Run Time: 2 hours 10 minutes
Stars: Daniel Craig, Jamie Lee Curtis, Michael Shannon, Don Johnson, Toni Collette, Christopher Plummer
Writer/Director: Rian Johnson
Yes, Knives Out is the cinematic equivalent of comfort food: a classic murder-in-a-locked-room whodunit complete with an eccentric detective (Daniel Craig), who grills a galaxy of all-star suspects, each more obviously guilty than the last.
And yes, he even calls a final drawing room assembly so the motley crew — including Jamie Lee Curtis, Toni Collette, Michael Shannon and Don Johnson — can sweat it out right up to the moment of the final triumphant reveal.
And it's all those comfortable-as-an-old-shoe elements that conspire to make Knives Out as much fun as you'll have at the movies this year. There's a reason people still buy Agatha Christie's Miss Marple books: in the hands of a master, the mystery genre is as irresistible as it is repetitive. And with Knives Out, writer/director Rian Johnson (Looper, The Last Jedi) proves he's got the soft hands and tight grip necessary to pull it off.
Of courses, it helps that he's assembled a dream cast from top to bottom, beginning with Daniel Craig as the detective charged with getting to the bottom of a seemingly impossible crime: A world-famous mystery writer (Christopher Plummer) has been found with his throat slashed in his locked attic bedroom. The heirs gather — each of them with reason to believe they've been written out of the Old Man's will.
Crashing the party is detective Benoit Blanc, whose name conjurs up images of Hercule Poirot but whose Southern accent sounds more like Sheriff Andy of Mayberry. Continuing his Southern sojourn that began in Logan Lucky — in which he played a good ol’ boy named Jim Bang — Craig here drawls through his last NASCAR pit stop before returning to the role of 007.
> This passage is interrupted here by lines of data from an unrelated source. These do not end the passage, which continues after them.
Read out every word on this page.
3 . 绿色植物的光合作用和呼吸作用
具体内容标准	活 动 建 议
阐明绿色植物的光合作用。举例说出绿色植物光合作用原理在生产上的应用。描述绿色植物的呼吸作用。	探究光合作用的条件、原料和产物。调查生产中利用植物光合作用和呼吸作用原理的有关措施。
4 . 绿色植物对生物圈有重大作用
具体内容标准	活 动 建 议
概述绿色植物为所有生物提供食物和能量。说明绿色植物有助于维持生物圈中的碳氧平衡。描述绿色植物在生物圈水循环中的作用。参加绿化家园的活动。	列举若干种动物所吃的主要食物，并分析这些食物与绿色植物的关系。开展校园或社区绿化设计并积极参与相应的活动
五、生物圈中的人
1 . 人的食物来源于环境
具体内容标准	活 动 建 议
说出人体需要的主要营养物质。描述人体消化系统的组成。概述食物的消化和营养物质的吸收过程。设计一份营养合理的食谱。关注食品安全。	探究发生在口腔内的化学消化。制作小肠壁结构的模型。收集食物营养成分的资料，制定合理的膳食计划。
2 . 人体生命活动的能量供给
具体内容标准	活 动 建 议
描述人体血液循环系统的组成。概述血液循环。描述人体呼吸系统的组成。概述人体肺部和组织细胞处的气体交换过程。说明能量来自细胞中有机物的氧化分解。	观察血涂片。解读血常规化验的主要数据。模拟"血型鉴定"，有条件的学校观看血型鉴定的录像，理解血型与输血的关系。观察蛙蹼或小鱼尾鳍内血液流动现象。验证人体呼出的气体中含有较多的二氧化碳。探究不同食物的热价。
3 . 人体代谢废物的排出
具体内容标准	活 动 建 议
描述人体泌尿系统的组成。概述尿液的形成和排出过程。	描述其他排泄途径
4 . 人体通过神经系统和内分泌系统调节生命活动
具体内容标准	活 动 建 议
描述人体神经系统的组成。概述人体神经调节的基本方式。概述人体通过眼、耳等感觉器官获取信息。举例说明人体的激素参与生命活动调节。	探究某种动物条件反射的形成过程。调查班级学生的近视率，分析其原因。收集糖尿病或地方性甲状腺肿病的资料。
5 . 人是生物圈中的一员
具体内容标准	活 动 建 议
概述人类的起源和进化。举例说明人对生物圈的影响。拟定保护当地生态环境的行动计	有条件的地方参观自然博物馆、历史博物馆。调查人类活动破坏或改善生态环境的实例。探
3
The resolution of Knives Out at times seems a long time coming, and it isn’t quite the out-of-left-field surprise you might have hoped for. Still, writer/director Rian Johnson keeps his audience sufficiently off-balance to make things interesting. Christopher Plummer — dashing, funny, and ageless — is positively delightful as the film’s victim/provocateur.